Chinese - 汉语, 漢語, 华语, 華語, or 中文 Language
Chinese or Chinese language is a collective name for a group of languages that together form the Sinite branch of the Sino-Tibetan language family. Usually Chinese is understood to mean standard mandarin, the official language of the People's Republic of China, Taiwan, and one of the official languages of Singapore. That standard language is based on the Beijinghua, the Beijing dialect of Mandarin, the largest of the Chinese languages. In fact, Chinese can be considered as a macro language spoken by around 1.22 billion people, particularly in China, Taiwan, but also in other countries of the Far East, including Malaysia, Thailand, Indonesia and Singapore. The language is also spoken by many overseas Chinese.
The Chinese languages have been around for a long time, writings from more than 2500 years ago and Chinese characters on oracle bones that are even older have been found.
There are around 12,000 modern Chinese characters (Hanzi). There have been many more in the past. The Kangxi dictionary, written during the Qing Dynasty, contains 47,035 characters. The recent Hanyu Cidian covers around 56,000 characters, but there are also characters that have since fallen into disuse.
Many characters can have several meanings per se, but usually a word consists of two or more characters, or it can be determined from the context which meaning is meant.
The average Chinese knows about 4,000 characters, 6,000 characters is considered the minimum to be able to sign up for a university education, highly educated Chinese know about 7,000 to 10,000. The complex effect of this script means that many residents of Chinese-speaking areas cannot or insufficiently read or write. According to the CIA-The World Factbook, 14% of the Chinese are illiterate.
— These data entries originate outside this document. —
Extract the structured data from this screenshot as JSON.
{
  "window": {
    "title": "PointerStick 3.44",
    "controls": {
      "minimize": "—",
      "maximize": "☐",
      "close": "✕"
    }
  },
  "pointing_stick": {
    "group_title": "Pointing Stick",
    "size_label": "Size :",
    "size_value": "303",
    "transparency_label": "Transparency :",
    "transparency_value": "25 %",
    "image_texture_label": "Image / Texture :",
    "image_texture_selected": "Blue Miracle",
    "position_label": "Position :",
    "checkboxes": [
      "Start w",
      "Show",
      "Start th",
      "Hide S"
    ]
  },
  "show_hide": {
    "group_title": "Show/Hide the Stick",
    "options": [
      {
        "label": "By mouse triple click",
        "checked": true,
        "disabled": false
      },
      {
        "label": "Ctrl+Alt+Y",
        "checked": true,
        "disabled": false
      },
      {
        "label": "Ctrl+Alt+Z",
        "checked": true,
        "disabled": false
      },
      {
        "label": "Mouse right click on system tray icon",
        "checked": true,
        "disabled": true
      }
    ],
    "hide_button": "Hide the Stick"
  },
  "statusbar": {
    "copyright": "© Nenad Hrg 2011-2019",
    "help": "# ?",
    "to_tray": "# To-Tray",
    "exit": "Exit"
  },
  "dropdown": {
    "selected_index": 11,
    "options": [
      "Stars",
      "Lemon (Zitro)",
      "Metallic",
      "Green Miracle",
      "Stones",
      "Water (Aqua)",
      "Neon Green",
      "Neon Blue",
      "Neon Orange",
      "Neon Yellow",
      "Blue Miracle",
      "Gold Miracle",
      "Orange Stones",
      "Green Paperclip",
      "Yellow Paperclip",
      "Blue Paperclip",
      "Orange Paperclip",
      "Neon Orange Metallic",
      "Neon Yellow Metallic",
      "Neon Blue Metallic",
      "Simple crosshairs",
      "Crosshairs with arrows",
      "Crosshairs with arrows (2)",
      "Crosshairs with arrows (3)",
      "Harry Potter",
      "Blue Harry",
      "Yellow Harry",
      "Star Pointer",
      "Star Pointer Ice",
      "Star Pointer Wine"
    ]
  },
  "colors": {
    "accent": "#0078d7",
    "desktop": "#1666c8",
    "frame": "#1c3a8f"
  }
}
Due to the high degree of difficulty of the Chinese script, the communist regime in its early years wanted to abolish it and replace it in its entirety with Hanyu pinyin. However, that brought about the problem that everyone had to be able to read and understand Mandarin properly. Written Chinese would also become very difficult to read due to the many homophones who know the language. Ultimately, therefore, the plan was abandoned. However, the simplified characters were introduced in the 1950s of the 20th century to make writing easier. Opinions are strongly divided as to whether or not Chinese has become easier with this simplification.
A text written in Chinese writing can be understood by any literate Chinese, although two spoken versions of the same text can be completely incomprehensible. If the Latin alphabet had actually been introduced, each language would have its own spelling and written texts would not be understandable.
Whether or not the Latin alphabet could have been an option is still a point of discussion. Just like in Vietnamese, people would be forced to work intensively with combined diacritics. The many homophones in Mandarin Chinese would make a text even more complicated to understand.
To illustrate a famous Chinese tongue breaker. This makes it clear that the characters look different, mean something very different but are pronounced in the same way. It is a short story in classical Mandarin, written by Chao Yuen Ren (1892-1982), a Chinese-American linguist as an argument against the romanization of Mandarin. The text is written with only characters that can all be translated as 'shi'. Only the intonation differs.
Within the Chinese languages there are now various ways of writing the language: with traditional characters (fantizi), with sometimes rather complex characters with simplified characters (jiantizi), many complex characters being simplified and in a romanization or transliteration, that is, with the Latin alphabet.
There are different ways to transliterate Chinese. In the past Mandarin mainly used the Wade-Giless system, nowadays Hanyu pinyin (also known as pinyin) is used in mainland China, a system that was introduced in 1958. In Taiwan, a mix of all kinds of systems is used, which can seriously complicate reading street signs. For dialects other than Mandarin, there are other romanization systems.
The grammar of the Chinese languages is very simple and actually quite logical. Only the writing system and the short sounds that represent each character can be somewhat confusing for those who want to learn one of the Chinese languages as a second language.
Some examples of the grammar:
- Verbs are not conjugated.
- Other words are not bent either, but an auxiliary word indicates a change in meaning.
Although Chinese is always written in hanzi, the Chinese languages have many common loan words. Most of the loan words originated in the 20th century, when China was confronted with technical and scientific modernization and much was influenced by English. Many loan words are translated by using a hanzi that has roughly the same sound. For example, "sofa" is translated as 沙發 (pinyin: shāfā).